Questo credo sia uno dei principali motivi che ancora oggi genera il sottosviluppo del Mezzogiorno. Classi dirigenti che hanno un livello culturale inadeguato, scelgono fornitori della conoscenza in giro per il mondo e perpetuano dipendenza dei territori ed emarginano classi di professionisti giovani e meno escludendole dai processi avanzati di creazione di idee, progettazione e implementazione. Relegandoli a ruoli marginali e all’inconsistenza. Si alimenta perciò la perdita di competenze che è uno dei principali fattori competitivi fondamentali in una società basata sulla conoscenza.

Non si auspica certamente un nuovo protezionismo intellettuale, perché sarebbe fuori dal tempo e anche deleterio. Però è necessario spezzare un circuito vizioso in cui una classe dirigente pigra, timorosa di perdere posizioni di potere, alimenta processi di sottosviluppo intellettuale che generano nuove forme di “colonialismo” della conoscenza.

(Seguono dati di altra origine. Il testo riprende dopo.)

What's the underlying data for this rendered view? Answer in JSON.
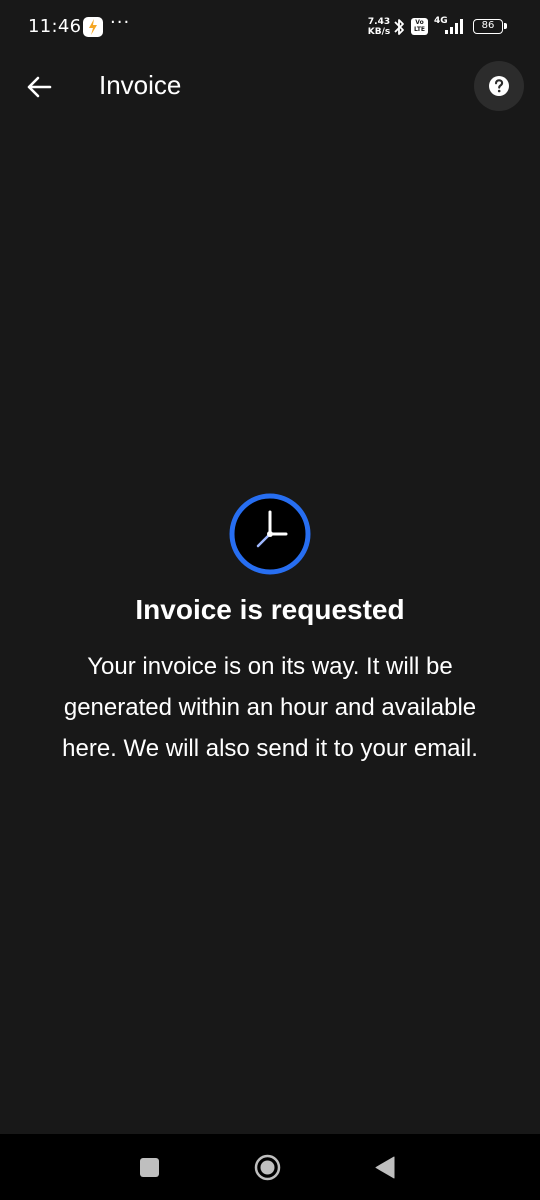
{
  "status_bar": {
    "time": "11:46",
    "more": "···",
    "net_speed_value": "7.43",
    "net_speed_unit": "KB/s",
    "volte_top": "Vo",
    "volte_bottom": "LTE",
    "network_type": "4G",
    "battery": "86"
  },
  "app_bar": {
    "title": "Invoice",
    "back_icon": "arrow-left-icon",
    "help_icon": "question-circle-icon"
  },
  "content": {
    "icon": "clock-icon",
    "headline": "Invoice is requested",
    "message": "Your invoice is on its way. It will be generated within an hour and available here. We will also send it to your email."
  },
  "colors": {
    "background": "#181818",
    "accent_ring": "#276ef1",
    "help_button_bg": "#2c2c2c",
    "nav_bar_bg": "#000000"
  }
}
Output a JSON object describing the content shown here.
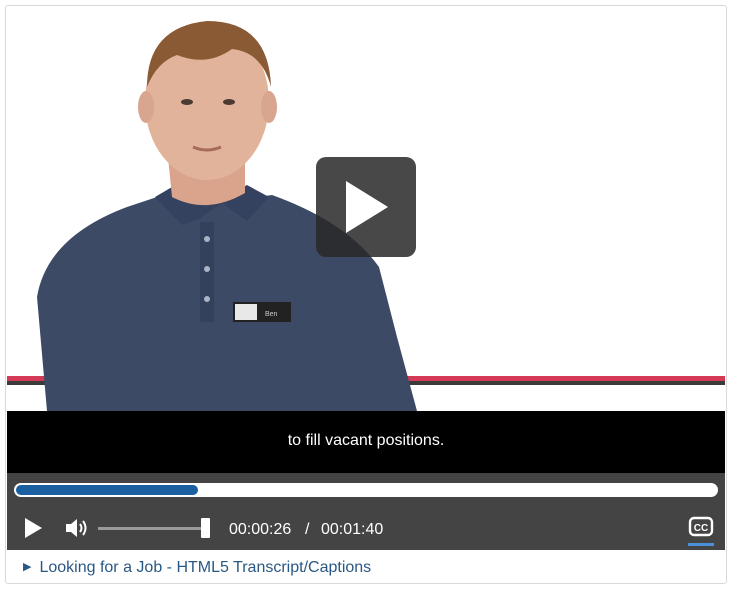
{
  "video": {
    "caption": "to fill vacant positions.",
    "badge_text": "Ben"
  },
  "progress": {
    "fraction": 0.26
  },
  "volume": {
    "level": 0.95
  },
  "time": {
    "current": "00:00:26",
    "separator": "/",
    "duration": "00:01:40"
  },
  "transcript": {
    "toggle_label": "Looking for a Job - HTML5 Transcript/Captions"
  },
  "icons": {
    "big_play": "play-icon",
    "play": "play-icon",
    "volume": "volume-icon",
    "captions": "closed-captions-icon",
    "expand": "triangle-right-icon"
  },
  "colors": {
    "controls_bg": "#444444",
    "progress_fill": "#1a5fa0",
    "cc_active": "#4a90d9",
    "link": "#2a5885"
  }
}
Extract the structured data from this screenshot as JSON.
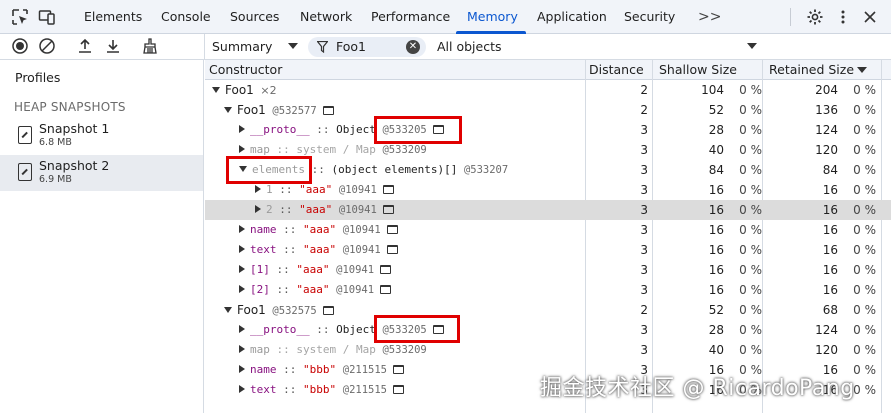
{
  "tabs": [
    {
      "label": "Elements",
      "active": false
    },
    {
      "label": "Console",
      "active": false
    },
    {
      "label": "Sources",
      "active": false
    },
    {
      "label": "Network",
      "active": false
    },
    {
      "label": "Performance",
      "active": false
    },
    {
      "label": "Memory",
      "active": true
    },
    {
      "label": "Application",
      "active": false
    },
    {
      "label": "Security",
      "active": false
    }
  ],
  "more_tabs": ">>",
  "toolbar": {
    "view_select": "Summary",
    "filter_value": "Foo1",
    "objects_select": "All objects"
  },
  "sidebar": {
    "profiles_label": "Profiles",
    "section_heading": "HEAP SNAPSHOTS",
    "snapshots": [
      {
        "name": "Snapshot 1",
        "size": "6.8 MB",
        "selected": false
      },
      {
        "name": "Snapshot 2",
        "size": "6.9 MB",
        "selected": true
      }
    ]
  },
  "columns": {
    "constructor": "Constructor",
    "distance": "Distance",
    "shallow": "Shallow Size",
    "retained": "Retained Size"
  },
  "rows": [
    {
      "name": "Foo1",
      "count": "×2",
      "distance": "2",
      "shallow": "104",
      "shallow_pct": "0 %",
      "retained": "204",
      "retained_pct": "0 %"
    },
    {
      "name": "Foo1",
      "addr": "@532577",
      "distance": "2",
      "shallow": "52",
      "shallow_pct": "0 %",
      "retained": "136",
      "retained_pct": "0 %"
    },
    {
      "prop": "__proto__",
      "sep": " :: ",
      "type": "Object",
      "addr": "@533205",
      "distance": "3",
      "shallow": "28",
      "shallow_pct": "0 %",
      "retained": "124",
      "retained_pct": "0 %"
    },
    {
      "prop": "map",
      "sep": " :: ",
      "type": "system / Map",
      "addr": "@533209",
      "distance": "3",
      "shallow": "40",
      "shallow_pct": "0 %",
      "retained": "120",
      "retained_pct": "0 %"
    },
    {
      "prop": "elements",
      "sep": " :: ",
      "type": "(object elements)[]",
      "addr": "@533207",
      "distance": "3",
      "shallow": "84",
      "shallow_pct": "0 %",
      "retained": "84",
      "retained_pct": "0 %"
    },
    {
      "prop": "1",
      "sep": " :: ",
      "value": "\"aaa\"",
      "addr": "@10941",
      "distance": "3",
      "shallow": "16",
      "shallow_pct": "0 %",
      "retained": "16",
      "retained_pct": "0 %"
    },
    {
      "prop": "2",
      "sep": " :: ",
      "value": "\"aaa\"",
      "addr": "@10941",
      "distance": "3",
      "shallow": "16",
      "shallow_pct": "0 %",
      "retained": "16",
      "retained_pct": "0 %"
    },
    {
      "prop": "name",
      "sep": " :: ",
      "value": "\"aaa\"",
      "addr": "@10941",
      "distance": "3",
      "shallow": "16",
      "shallow_pct": "0 %",
      "retained": "16",
      "retained_pct": "0 %"
    },
    {
      "prop": "text",
      "sep": " :: ",
      "value": "\"aaa\"",
      "addr": "@10941",
      "distance": "3",
      "shallow": "16",
      "shallow_pct": "0 %",
      "retained": "16",
      "retained_pct": "0 %"
    },
    {
      "prop": "[1]",
      "sep": " :: ",
      "value": "\"aaa\"",
      "addr": "@10941",
      "distance": "3",
      "shallow": "16",
      "shallow_pct": "0 %",
      "retained": "16",
      "retained_pct": "0 %"
    },
    {
      "prop": "[2]",
      "sep": " :: ",
      "value": "\"aaa\"",
      "addr": "@10941",
      "distance": "3",
      "shallow": "16",
      "shallow_pct": "0 %",
      "retained": "16",
      "retained_pct": "0 %"
    },
    {
      "name": "Foo1",
      "addr": "@532575",
      "distance": "2",
      "shallow": "52",
      "shallow_pct": "0 %",
      "retained": "68",
      "retained_pct": "0 %"
    },
    {
      "prop": "__proto__",
      "sep": " :: ",
      "type": "Object",
      "addr": "@533205",
      "distance": "3",
      "shallow": "28",
      "shallow_pct": "0 %",
      "retained": "124",
      "retained_pct": "0 %"
    },
    {
      "prop": "map",
      "sep": " :: ",
      "type": "system / Map",
      "addr": "@533209",
      "distance": "3",
      "shallow": "40",
      "shallow_pct": "0 %",
      "retained": "120",
      "retained_pct": "0 %"
    },
    {
      "prop": "name",
      "sep": " :: ",
      "value": "\"bbb\"",
      "addr": "@211515",
      "distance": "3",
      "shallow": "16",
      "shallow_pct": "0 %",
      "retained": "16",
      "retained_pct": "0 %"
    },
    {
      "prop": "text",
      "sep": " :: ",
      "value": "\"bbb\"",
      "addr": "@211515",
      "distance": "3",
      "shallow": "16",
      "shallow_pct": "0 %",
      "retained": "16",
      "retained_pct": "0 %"
    }
  ],
  "watermark": "掘金技术社区 @ RicardoPang",
  "colors": {
    "accent": "#0b57d0",
    "highlight_box": "#e00000",
    "property": "#881280",
    "string": "#c80000"
  }
}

Se si vuole che i prodotti delle attività manifatturiere ed in genere produttive si affermino a livello internazionale è necessario che si formi una classe professionale che maturi esperienze adeguate perché l’elemento immateriale è decisivo per il loro successo. La sola formazione non è necessaria. Trasferire risorse finanziarie a professionisti esterni, anche per acquisire nuove conoscenze, senza che ci sia una ricaduta effettiva sul territorio vuol dire rallentare il processo di formazione di una società della conoscenza, fondata sulla sostenibilità e il digitale, che tutti auspicano ma che pochi vogliono effettivamente perché è fattore di cambiamento. E il cambiamento spaventa.